Be a role model for your children, show that you care about other’s misfortune. Show sympathy when a disaster is reported on the other side of the world, and then show your children that you are ready to do something about it. Send spare blankets to the Red Cross. Donate clothing to the Salvation Army. Give money to people you see on the street collecting for others or for themselves. Donate money for classroom chairs or classroom desks in underprivileged places. The most important thing is to show that you care. Your children will get the message, and they will begin to care, too.
One great fundraising event to do through a school is a race night. As Fundeo explains, “Hold a race night event. A Fundeo race night is very easy to organise and great fun it makes a great social event too. It can be run as a family event, or as an ‘adults’ only night – you just choose a film category (‘U’, ’12’ or ’15’ age group), personalise it as much as you wish and order online in our shop. It couldn’t be easier. Ideal for club, school, PTA, corporate, church or charity fundraising. It is easy to find a venue too whether its a village hall, a local club or pub. Your local pub will be delighted to host the event too because a pub race night promises thriving bar sales at the event.”

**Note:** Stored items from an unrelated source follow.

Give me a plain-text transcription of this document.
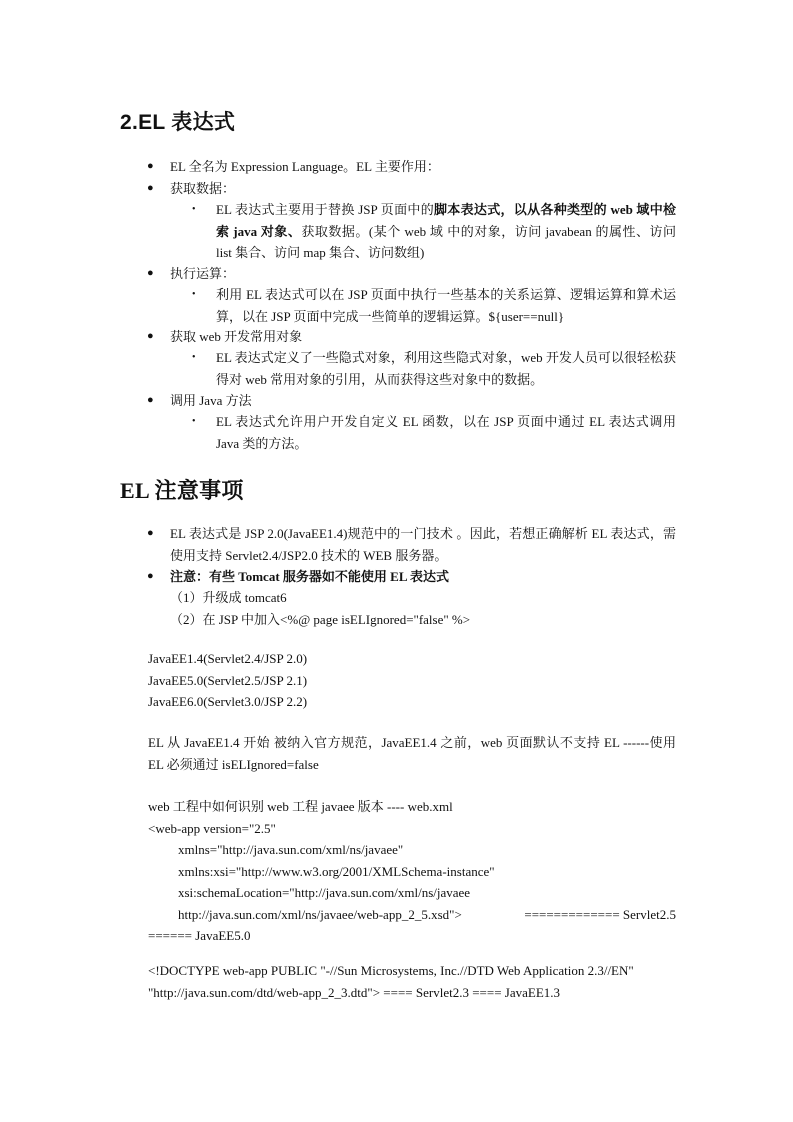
2.EL 表达式
● EL 全名为 Expression Language。EL 主要作用：
● 获取数据：
• EL 表达式主要用于替换 JSP 页面中的脚本表达式，以从各种类型的 web 域中检索 java 对象、获取数据。(某个 web 域 中的对象，访问 javabean 的属性、访问 list 集合、访问 map 集合、访问数组)
● 执行运算：
• 利用 EL 表达式可以在 JSP 页面中执行一些基本的关系运算、逻辑运算和算术运算，以在 JSP 页面中完成一些简单的逻辑运算。${user==null}
● 获取 web 开发常用对象
• EL 表达式定义了一些隐式对象，利用这些隐式对象，web 开发人员可以很轻松获得对 web 常用对象的引用，从而获得这些对象中的数据。
● 调用 Java 方法
• EL 表达式允许用户开发自定义 EL 函数，以在 JSP 页面中通过 EL 表达式调用 Java 类的方法。
EL 注意事项
● EL 表达式是 JSP 2.0(JavaEE1.4)规范中的一门技术 。因此，若想正确解析 EL 表达式，需使用支持 Servlet2.4/JSP2.0 技术的 WEB 服务器。
● 注意：有些 Tomcat 服务器如不能使用 EL 表达式
（1）升级成 tomcat6
（2）在 JSP 中加入<%@ page isELIgnored="false" %>
JavaEE1.4(Servlet2.4/JSP 2.0)
JavaEE5.0(Servlet2.5/JSP 2.1)
JavaEE6.0(Servlet3.0/JSP 2.2)
EL 从 JavaEE1.4 开始 被纳入官方规范，JavaEE1.4 之前，web 页面默认不支持 EL ------使用 EL 必须通过 isELIgnored=false
web 工程中如何识别 web 工程 javaee 版本 ---- web.xml
<web-app version="2.5"
xmlns="http://java.sun.com/xml/ns/javaee"
xmlns:xsi="http://www.w3.org/2001/XMLSchema-instance"
xsi:schemaLocation="http://java.sun.com/xml/ns/javaee
http://java.sun.com/xml/ns/javaee/web-app_2_5.xsd">	============= Servlet2.5
====== JavaEE5.0
<!DOCTYPE web-app PUBLIC "-//Sun Microsystems, Inc.//DTD Web Application 2.3//EN"
"http://java.sun.com/dtd/web-app_2_3.dtd"> ==== Servlet2.3 ==== JavaEE1.3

Here is a video that can help teachers and school administrators to make charity work more popular in the schools.
There are many ways we educate our children, and most of those ways to not involve sitting behind classroom furniture. Rather, they are actions we take to show what is important to us. Here is a list of some things parents can do to teach their children the value of giving.
• Donate Clothing: Periodically go through your closets and drawers in search of clothes which are still in good condition, but for whatever reason, are not worn any more. Help your children do the same thing with their own clothing. With your children in tow bring the clothing to the Salvation Army or Goodwill, and have the volunteer there explain what their organization will now do with the clothes. This is one lesson that you can be sure your children will not forget.
• Be a Helpful Neighbor: “Charity begins at home” is a wise saying. After your needs and the needs of your family are met, the next place to help someone is right in your own neighborhood. Perhaps you have an elderly neighbor that needs some groceries that you can pick up for her. Maybe there is a new mom on your street that can use a hot cooked meal or someone to babysit older children so she can get some rest. Being a helpful neighbor breeds a feeling of friendship and closeness that makes life deep and meaningful.
• Set a wonderful example of giving by donating blood. This life-saving activity shows you care at the most basic level, and will impress your children with the importance of this simple, generous act.
Get your kids involved in reaching out and helping beyond their classroom tables. Let them come up with their own ideas of how to make their world a better place to live.